Cell migration is an essential process from embryogenesis to cell death. This is tightly regulated by numerous proteins that help in the proper functioning of the cell. In diseases like cancer, this process is deregulated and helps in the dissemination of tumor cells from the primary site to secondary sites initiating the process of metastasis. For metastasis to be efficient, cytoskeletal components like actin, myosin, and intermediate filaments and their associated proteins should co-ordinate in an orderly fashion leading to the formation of many cellular protrusions-like lamellipodia and filopodia and invadopodia. Knowledge of this process is the key to controlling the metastasis of cancer cells that leads to death in 90% of patients ¹⁾.
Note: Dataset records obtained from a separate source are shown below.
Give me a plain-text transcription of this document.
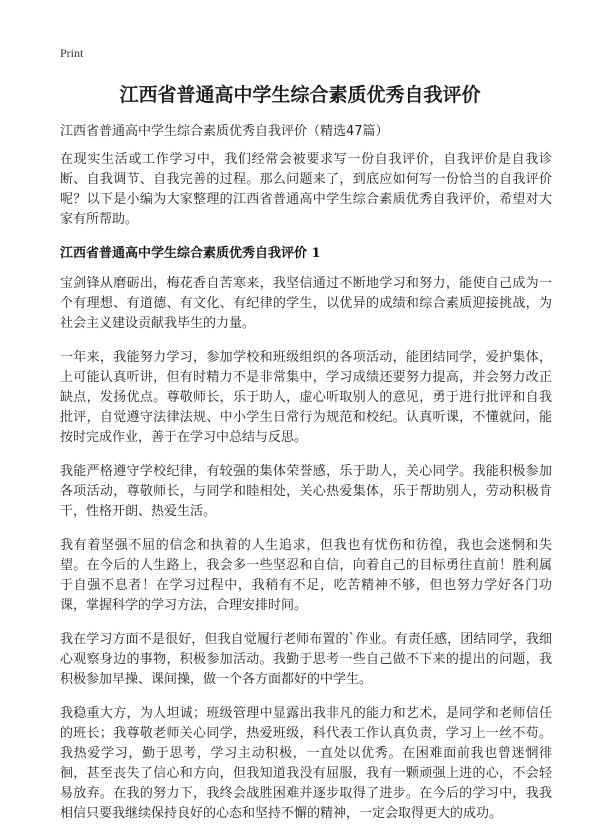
Print
江西省普通高中学生综合素质优秀自我评价

江西省普通高中学生综合素质优秀自我评价（精选47篇）

在现实生活或工作学习中，我们经常会被要求写一份自我评价，自我评价是自我诊断、自我调节、自我完善的过程。那么问题来了，到底应如何写一份恰当的自我评价呢？以下是小编为大家整理的江西省普通高中学生综合素质优秀自我评价，希望对大家有所帮助。

江西省普通高中学生综合素质优秀自我评价 1

宝剑锋从磨砺出，梅花香自苦寒来，我坚信通过不断地学习和努力，能使自己成为一个有理想、有道德、有文化、有纪律的学生，以优异的成绩和综合素质迎接挑战，为社会主义建设贡献我毕生的力量。

一年来，我能努力学习，参加学校和班级组织的各项活动，能团结同学，爱护集体，上可能认真听讲，但有时精力不是非常集中，学习成绩还要努力提高，并会努力改正缺点，发扬优点。尊敬师长，乐于助人，虚心听取别人的意见，勇于进行批评和自我批评，自觉遵守法律法规、中小学生日常行为规范和校纪。认真听课，不懂就问，能按时完成作业，善于在学习中总结与反思。

我能严格遵守学校纪律，有较强的集体荣誉感，乐于助人，关心同学。我能积极参加各项活动，尊敬师长，与同学和睦相处，关心热爱集体，乐于帮助别人，劳动积极肯干，性格开朗、热爱生活。

我有着坚强不屈的信念和执着的人生追求，但我也有忧伤和彷徨，我也会迷惘和失望。在今后的人生路上，我会多一些坚忍和自信，向着自己的目标勇往直前！胜利属于自强不息者！在学习过程中，我稍有不足，吃苦精神不够，但也努力学好各门功课，掌握科学的学习方法，合理安排时间。

我在学习方面不是很好，但我自觉履行老师布置的`作业。有责任感，团结同学，我细心观察身边的事物，积极参加活动。我勤于思考一些自己做不下来的提出的问题，我积极参加早操、课间操，做一个各方面都好的中学生。

我稳重大方，为人坦诚；班级管理中显露出我非凡的能力和艺术，是同学和老师信任的班长；我尊敬老师关心同学，热爱班级，科代表工作认真负责，学习上一丝不苟。我热爱学习，勤于思考，学习主动积极，一直处以优秀。在困难面前我也曾迷惘徘徊，甚至丧失了信心和方向，但我知道我没有屈服，我有一颗顽强上进的心，不会轻易放弃。在我的努力下，我终会战胜困难并逐步取得了进步。在今后的学习中，我我相信只要我继续保持良好的心态和坚持不懈的精神，一定会取得更大的成功。
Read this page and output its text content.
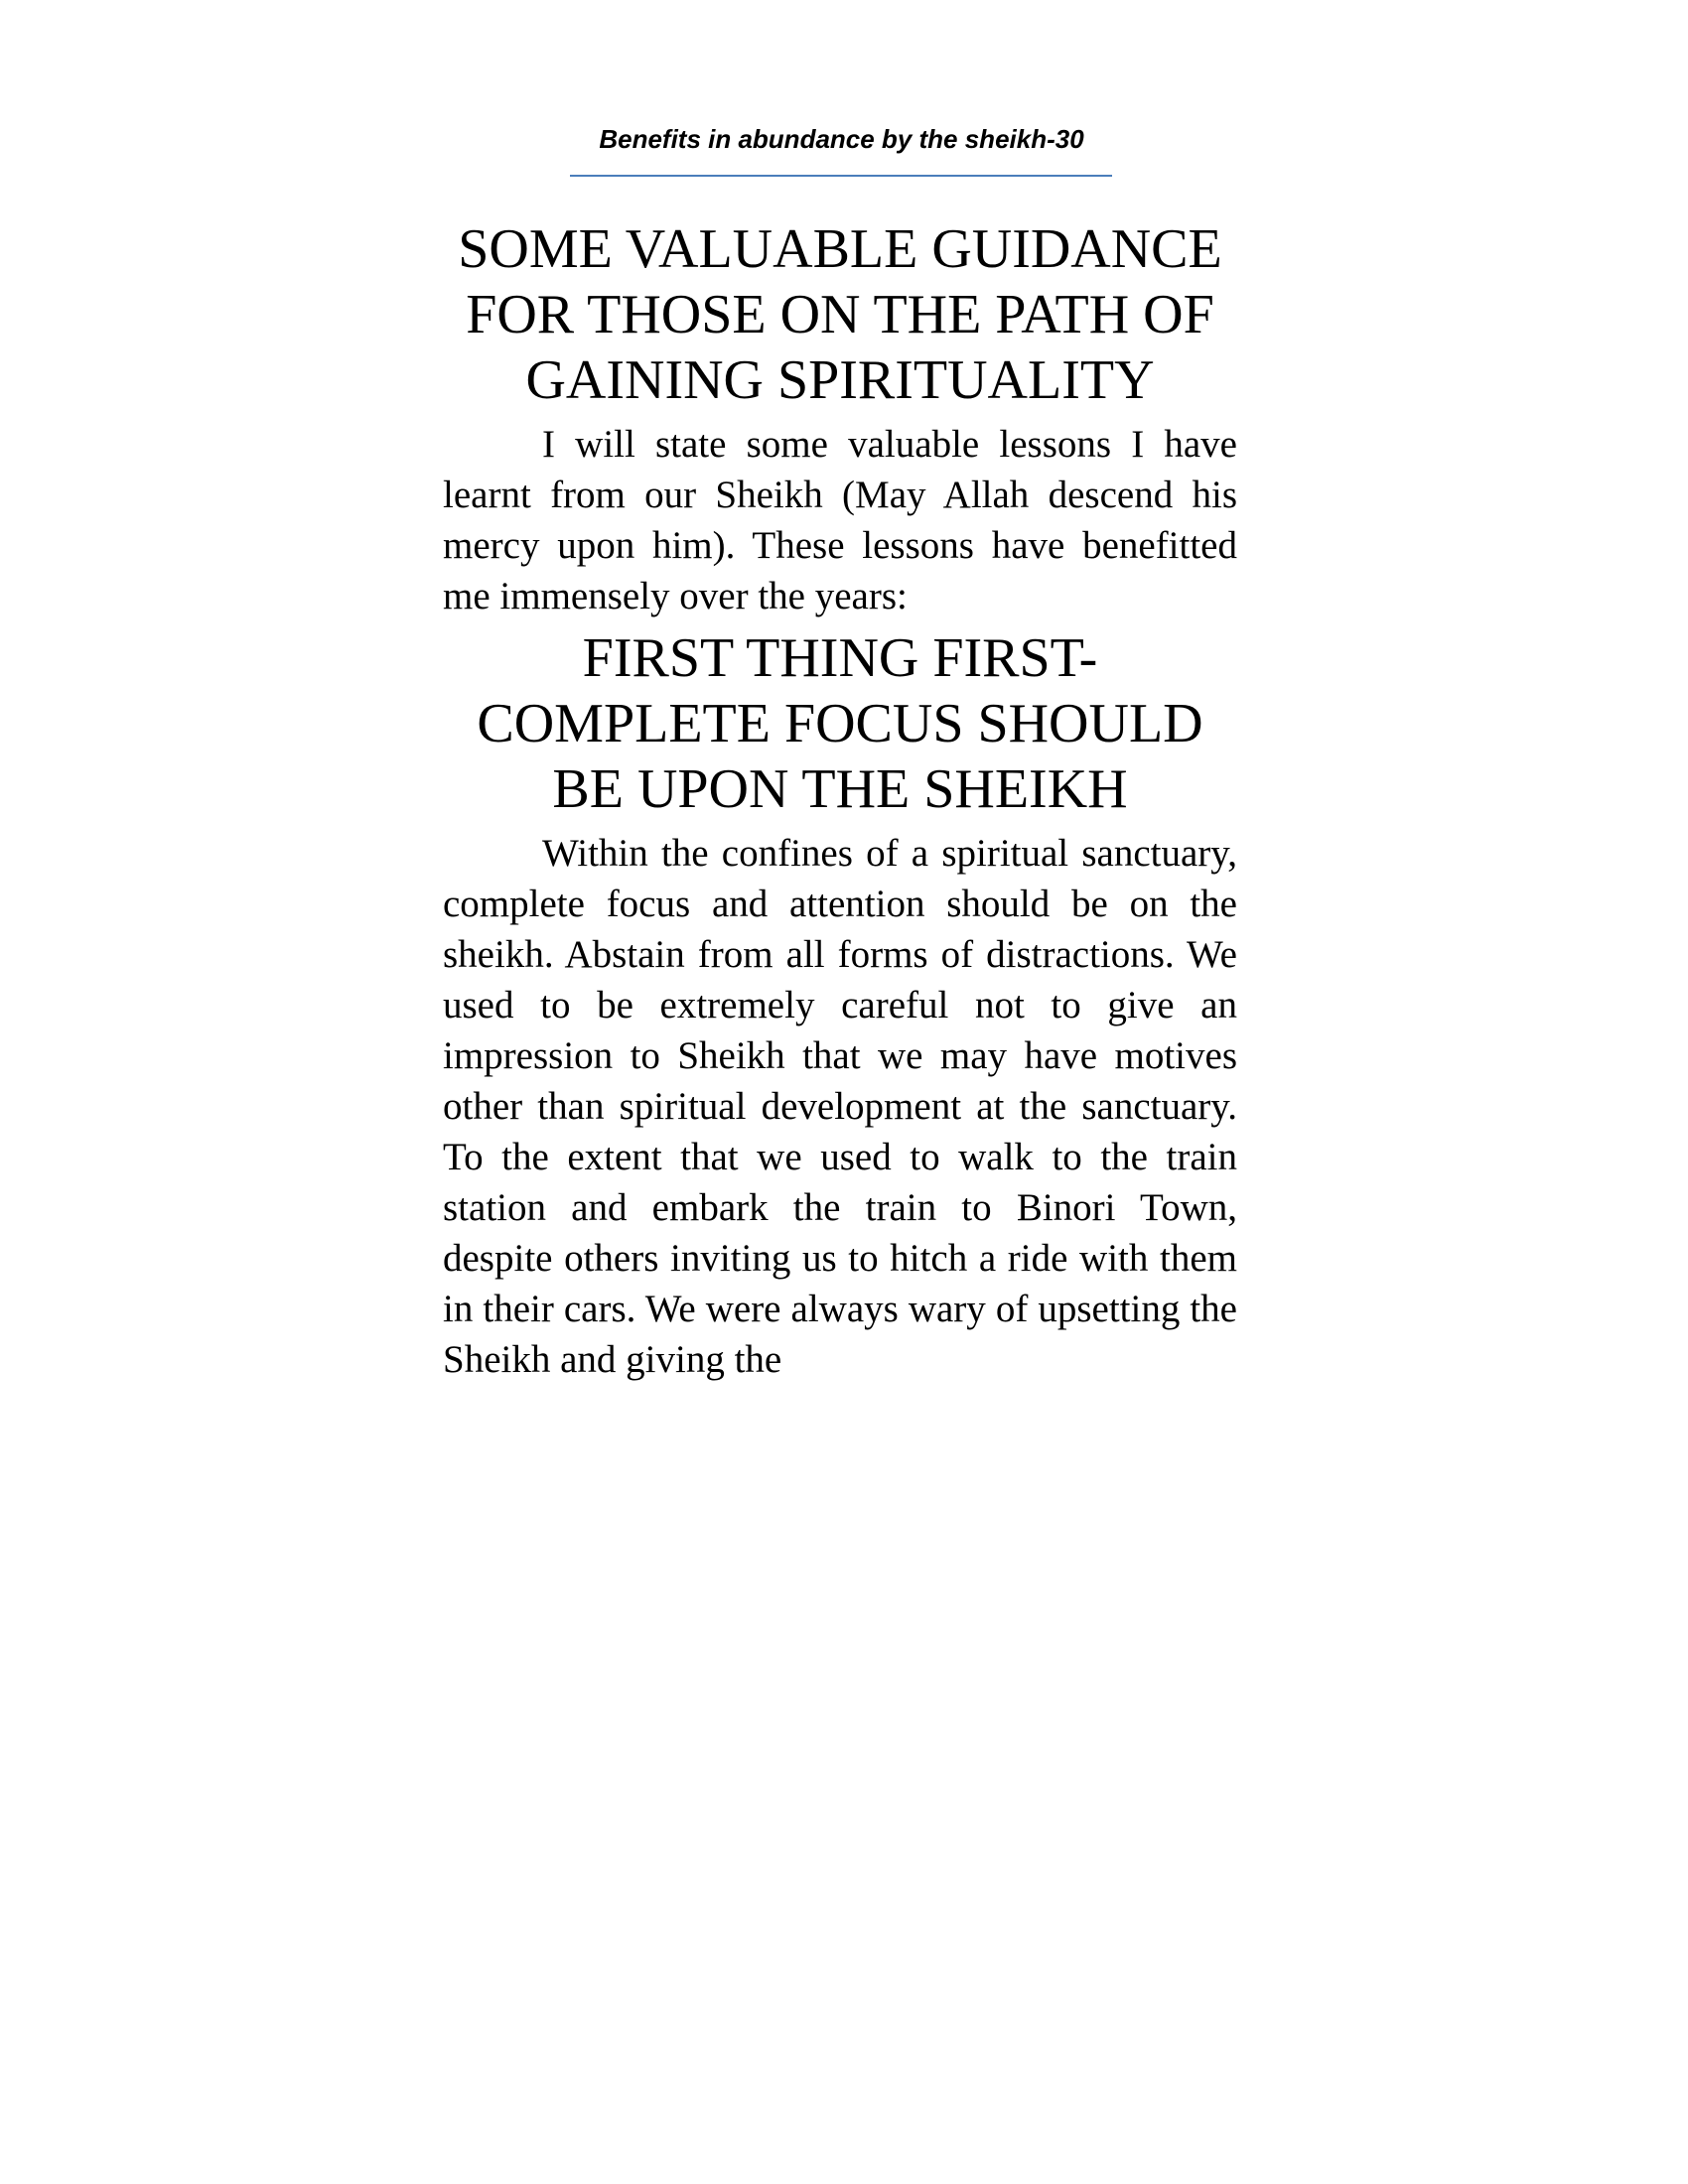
Benefits in abundance by the sheikh-30
SOME VALUABLE GUIDANCE FOR THOSE ON THE PATH OF GAINING SPIRITUALITY

I will state some valuable lessons I have learnt from our Sheikh (May Allah descend his mercy upon him). These lessons have benefitted me immensely over the years:

FIRST THING FIRST-COMPLETE FOCUS SHOULD BE UPON THE SHEIKH

Within the confines of a spiritual sanctuary, complete focus and attention should be on the sheikh. Abstain from all forms of distractions. We used to be extremely careful not to give an impression to Sheikh that we may have motives other than spiritual development at the sanctuary. To the extent that we used to walk to the train station and embark the train to Binori Town, despite others inviting us to hitch a ride with them in their cars. We were always wary of upsetting the Sheikh and giving the
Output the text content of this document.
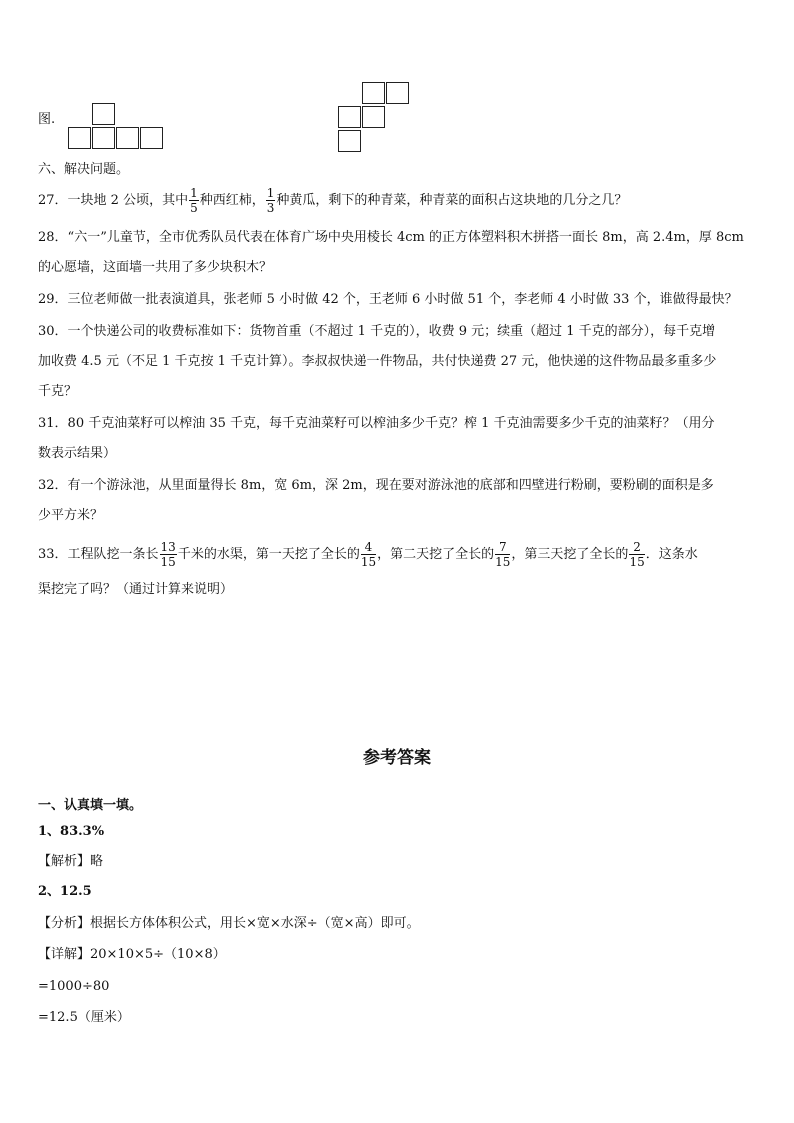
图.
六、解决问题。
27．一块地 2 公顷，其中 $\frac{1}{5}$ 种西红柿， $\frac{1}{3}$ 种黄瓜，剩下的种青菜，种青菜的面积占这块地的几分之几？
28．“六一”儿童节，全市优秀队员代表在体育广场中央用棱长 4cm 的正方体塑料积木拼搭一面长 8m，高 2.4m，厚 8cm
的心愿墙，这面墙一共用了多少块积木？
29．三位老师做一批表演道具，张老师 5 小时做 42 个，王老师 6 小时做 51 个，李老师 4 小时做 33 个，谁做得最快？
30．一个快递公司的收费标准如下：货物首重（不超过 1 千克的），收费 9 元；续重（超过 1 千克的部分），每千克增
加收费 4.5 元（不足 1 千克按 1 千克计算）。李叔叔快递一件物品，共付快递费 27 元，他快递的这件物品最多重多少
千克？
31．80 千克油菜籽可以榨油 35 千克，每千克油菜籽可以榨油多少千克？榨 1 千克油需要多少千克的油菜籽？（用分
数表示结果）
32．有一个游泳池，从里面量得长 8m，宽 6m，深 2m，现在要对游泳池的底部和四壁进行粉刷，要粉刷的面积是多
少平方米？
33．工程队挖一条长 $\frac{13}{15}$ 千米的水渠，第一天挖了全长的 $\frac{4}{15}$ ，第二天挖了全长的 $\frac{7}{15}$ ，第三天挖了全长的 $\frac{2}{15}$ ．这条水
渠挖完了吗？（通过计算来说明）
参考答案
一、认真填一填。
1、83.3%
【解析】略
2、12.5
【分析】根据长方体体积公式，用长×宽×水深÷（宽×高）即可。
【详解】20×10×5÷（10×8）
=1000÷80
=12.5（厘米）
Zhang et al crucially identified that KIF4A drives glioma growth by Rac1/Cdc42 transcriptional repressors to induce cytoskeletal remodeling in glioma cells. Knockdown of KIF4A decreased RohA, Rac1, Cdc42, Pak1 and Pak2 expression level. The study provided a prospect that KIF4A functions as an oncogene in glioma ²⁾.

¹⁾

Aseervatham, J. (2020). Cytoskeletal Remodeling in Cancer. Biology, 9(11). https://doi.org/10.3390/biology9110385

²⁾

Zhang H, Meng S, Chu K, Chu S, Fan YC, Bai J, Yu ZQ. KIF4A drives glioma growth by transcriptional repression of Rac1/Cdc42 to induce cytoskeletal remodeling in glioma cells. J Cancer. 2022 Nov 21;13(15):3640-3651. doi: 10.7150/jca.77238. PMID: 36606197; PMCID: PMC9809311.